• Zeth will be attending PyCon UK on the 12th to 14th September 2008.

Native XML storage with Berkeley DB XML - part one

14 August 2008

XML databases have not really broken through yet in a big way, primarily because SQL has proved more resilient than expected in storing a wide range of data.

SQL has limits

For example, object-relational mappers such as SQLAlchemy, the one inside Django and ActiveRecord in Ruby, have become very popular recently, as they all you to serialise in-memory objects and store them in a database. Very little SQL experience is required and you can create very elaborate relational storage.

However, when you have data that is not relational at all, converting it to rows and columns can be either lossy or a lot of work, and often you end up unable to round-trip, i.e. you can get the data in, but you cannot get it out again in the original format.

The most common approach is not to even try, i.e. often people will not store XML in a database, but run a series of XML files though some XSLT stylesheets and then store the compiled HTML in a database.

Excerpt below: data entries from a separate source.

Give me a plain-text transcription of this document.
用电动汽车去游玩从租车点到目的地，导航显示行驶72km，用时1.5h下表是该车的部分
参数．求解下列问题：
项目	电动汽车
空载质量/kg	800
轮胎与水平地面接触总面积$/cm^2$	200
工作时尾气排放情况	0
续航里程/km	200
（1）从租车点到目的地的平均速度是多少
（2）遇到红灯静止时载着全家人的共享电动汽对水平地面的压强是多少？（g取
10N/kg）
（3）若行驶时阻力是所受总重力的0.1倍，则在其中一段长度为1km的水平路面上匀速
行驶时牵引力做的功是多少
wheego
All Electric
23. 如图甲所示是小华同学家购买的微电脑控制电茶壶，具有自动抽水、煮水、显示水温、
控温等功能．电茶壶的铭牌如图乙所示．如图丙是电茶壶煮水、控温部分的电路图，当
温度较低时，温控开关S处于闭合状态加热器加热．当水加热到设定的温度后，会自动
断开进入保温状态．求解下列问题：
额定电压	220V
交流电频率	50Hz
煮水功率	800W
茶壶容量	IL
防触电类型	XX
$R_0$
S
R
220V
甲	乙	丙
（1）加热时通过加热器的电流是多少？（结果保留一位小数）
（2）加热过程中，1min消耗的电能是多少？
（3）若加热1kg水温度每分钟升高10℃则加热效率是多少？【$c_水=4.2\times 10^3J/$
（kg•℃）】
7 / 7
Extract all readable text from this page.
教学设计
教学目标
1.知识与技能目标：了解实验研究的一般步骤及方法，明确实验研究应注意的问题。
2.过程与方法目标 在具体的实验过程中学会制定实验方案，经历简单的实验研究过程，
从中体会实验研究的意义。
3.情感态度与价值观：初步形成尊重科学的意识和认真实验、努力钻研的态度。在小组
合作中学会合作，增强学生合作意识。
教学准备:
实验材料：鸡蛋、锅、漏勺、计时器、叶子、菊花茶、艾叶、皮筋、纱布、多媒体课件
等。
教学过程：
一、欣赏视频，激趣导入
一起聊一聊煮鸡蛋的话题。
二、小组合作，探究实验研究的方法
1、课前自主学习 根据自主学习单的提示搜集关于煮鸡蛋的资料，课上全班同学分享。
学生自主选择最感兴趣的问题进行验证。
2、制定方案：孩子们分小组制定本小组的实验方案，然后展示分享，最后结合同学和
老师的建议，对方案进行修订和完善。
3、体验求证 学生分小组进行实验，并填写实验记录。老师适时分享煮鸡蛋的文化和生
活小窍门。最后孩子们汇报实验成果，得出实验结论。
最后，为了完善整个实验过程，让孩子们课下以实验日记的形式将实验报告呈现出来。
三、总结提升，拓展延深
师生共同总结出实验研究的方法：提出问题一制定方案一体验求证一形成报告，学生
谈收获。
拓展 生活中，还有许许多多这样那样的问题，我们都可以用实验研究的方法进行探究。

This removes XML's advantage as a processable exchange format. In order to get the data in a different way, the human has to go back to the beginning of the pipeline and rerun the complication and database import. If you want to allow other computers to make flexible requests over the Internet, well then you are out of luck.

Meanwhile, a lot of the XML extensions to SQL databases are still relational underneath, for example, with MS SQL, you can give it XML, which it then splits up into rows and columns; you can then also ask for the data back in XML, which it then retrieves from the rows and columns and outputs in XML. You have not actually gained very much however, as your data is still stored in rows and columns, you have to output the data before you can process or query the XML. This can prove very long-winded with highly complex hierarchical data, it can sometimes prove faster to just dump the XML to disk yourself.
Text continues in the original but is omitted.